How to empower your child to take control over their own learning

Education is a huge part of Hong Kong’s national identity. The schools, teachers, parents, and everyone in-between spend hundreds of hours deliberating and deciding on the best approach to learning, how to maximise the efficiency of teaching, the methods most effective when educating, and how to incorporate the needs of a wide variety of pupils. Whilst these deliberations are imperative to ensuring the schooling systems remain some of the best in the world, the role of the child can often be overlooked.

With the sheer magnitude of variables to consider when it comes to education, it’s fair to say there will never be a perfect one size fits all approach. It is therefore important to encourage and guide your children to take responsibility and purposefully find enjoyment in their own learning. Empowerment provides a child with the tools necessary to embrace the learning process with more independence, giving them the confidence to attempt work without relying too heavily on outside influences, and allowing them to remain positive throughout the process, despite not always achieving the desired result. Listed below are different ways you can help empower your child on their educational journey.


The first step to empowering your child is through the avenue of effective communication. As parents and educators, we play a crucial role in what our children end up believing about themselves and what they feel they are capable of achieving. A child’s self-image is a direct result of the kind of reinforcement he or she receives on a daily basis. So, we have to be able to actively listen to our children in order to further understand what they’re meaning when they say they don’t understand a concept or feel negatively about their schooling. Establishing effective lines of communication with your child allows them to feel comfort in knowing you are aware of their concerns and are willing to help guide them to a solution. This process of encouraging discussion and cultivating an openness will also ensure you are equipped with the necessary information to help support them and guide them through the different opportunities and challenges they face.

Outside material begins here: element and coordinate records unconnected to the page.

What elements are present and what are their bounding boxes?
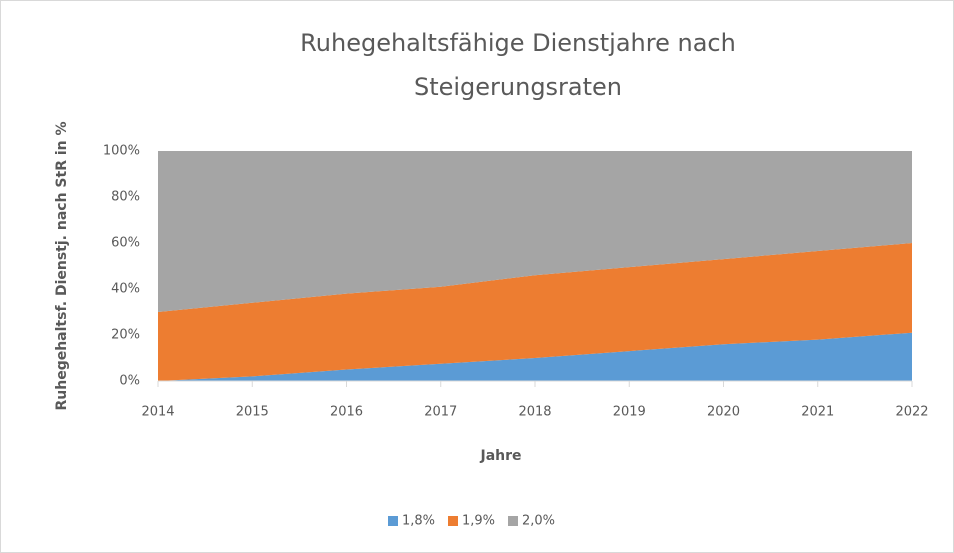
x-tick-label: 2021 xyxy=(801,405,834,420)
y-tick-label: 100% xyxy=(103,144,140,159)
x-tick-label: 2015 xyxy=(236,405,269,420)
area xyxy=(158,243,912,381)
x-axis-label: Jahre xyxy=(479,448,521,464)
x-tick-label: 2016 xyxy=(330,405,363,420)
y-tick-label: 80% xyxy=(111,190,140,205)
x-tick-label: 2018 xyxy=(518,405,551,420)
y-axis-label: Ruhegehaltsf. Dienstj. nach StR in % xyxy=(54,121,70,410)
legend-swatch xyxy=(448,516,458,526)
area xyxy=(158,151,912,312)
legend-swatch xyxy=(388,516,398,526)
chart-title: Steigerungsraten xyxy=(414,73,622,101)
chart-title: Ruhegehaltsfähige Dienstjahre nach xyxy=(300,29,736,57)
x-tick-label: 2022 xyxy=(895,405,928,420)
legend-label: 1,8% xyxy=(402,514,435,529)
x-tick-label: 2019 xyxy=(613,405,646,420)
x-tick-label: 2020 xyxy=(707,405,740,420)
y-tick-label: 60% xyxy=(111,236,140,251)
legend-label: 1,9% xyxy=(462,514,495,529)
y-tick-label: 40% xyxy=(111,282,140,297)
area xyxy=(158,332,912,381)
x-tick-label: 2014 xyxy=(141,405,174,420)
x-tick-label: 2017 xyxy=(424,405,457,420)
y-tick-label: 20% xyxy=(111,328,140,343)
legend-swatch xyxy=(508,516,518,526)
y-tick-label: 0% xyxy=(119,374,140,389)
legend-label: 2,0% xyxy=(522,514,555,529)
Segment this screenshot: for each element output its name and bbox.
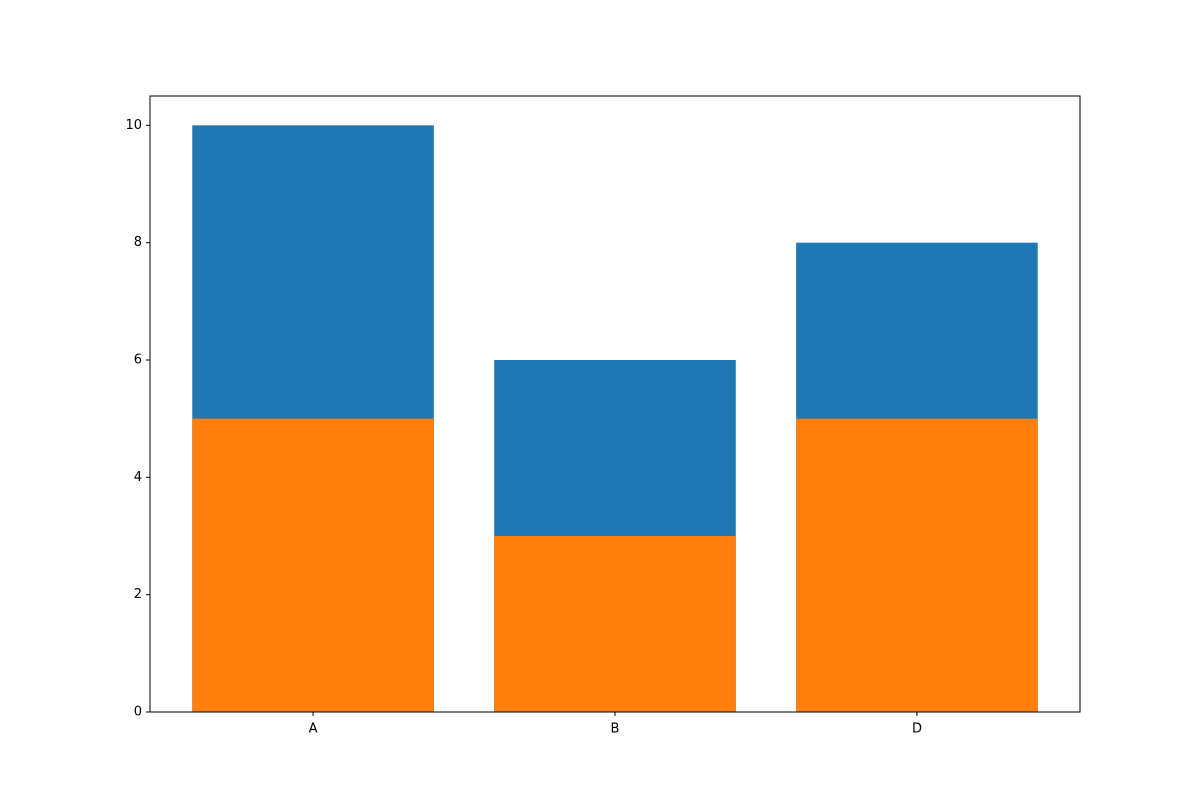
bar: [494, 536, 736, 712]
y-tick-label: 2: [134, 587, 142, 602]
x-tick-label: B: [611, 722, 620, 737]
y-tick-label: 6: [134, 353, 142, 368]
x-tick-label: D: [912, 722, 922, 737]
y-tick-label: 0: [134, 705, 142, 720]
y-tick-label: 10: [125, 118, 142, 133]
bar: [192, 418, 434, 712]
plot-frame: [149, 95, 1081, 713]
x-tick-label: A: [309, 722, 318, 737]
y-tick-label: 8: [134, 235, 142, 250]
y-tick-label: 4: [134, 470, 142, 485]
bar: [796, 418, 1038, 712]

Create a culture of learning outside of school

Many children solely associate learning with their school. This can lead to feelings of frustration when they encounter unfamiliar and challenging concepts, as they may feel they are unable to find a solution outside of the classroom. This frustration from the seeming lack of available resources can result in the development of a defeatist attitude, where it becomes easy for a student to simply give up. By creating a culture of learning outside of school, through independent study or discussions with family members or tutors, children can remove their dependence on their classroom teacher and becoming comfortable asking for assistance from others, and eventually even trying to find the answers on their own.

Help your child manage their own learning

Once a culture of learning has been established outside the classroom, it will allow you as a parent to devise a sliding scale structure of support. The scale should start off as adopting a hands-on approach, monitoring and supporting your child in helping them organise their learning, discussing solutions, learning how to revise, planning different work timetables, and generally assisting them in any way you can. After a routine has been established, and your child has become more comfortable learning outside of the classroom, you should slowly begin to let go of the control, allow them to devise personal learning objectives without your direct guidance, discuss how they plan to achieve their goals, support them in the implementation of their learning strategy, and discuss solutions or different approaches to a problem if the original strategy didn’t work as planned.

Stay positive about education

For parents and children alike, the past year has been incredibly taxing, especially with the stability of our educational routines being extremely disrupted. With this in mind, it is fair to say many people have been left feeling quite negative towards educational institutions, and increasingly frustrated with the ever-changing timetables and scheduling. However, now more than ever, it is important to remain positive. The thoughts and feelings you express around your children have a significant impact on their own personal opinions. If they see and hear you feeling optimistic about returning to school, and you magnify all the positive aspects of returning to classroom based learning, such as seeing friends, joining in on group discussions, and returning to some form of ‘normality’, your children will also embrace a similar attitude towards their learning and educational expectations.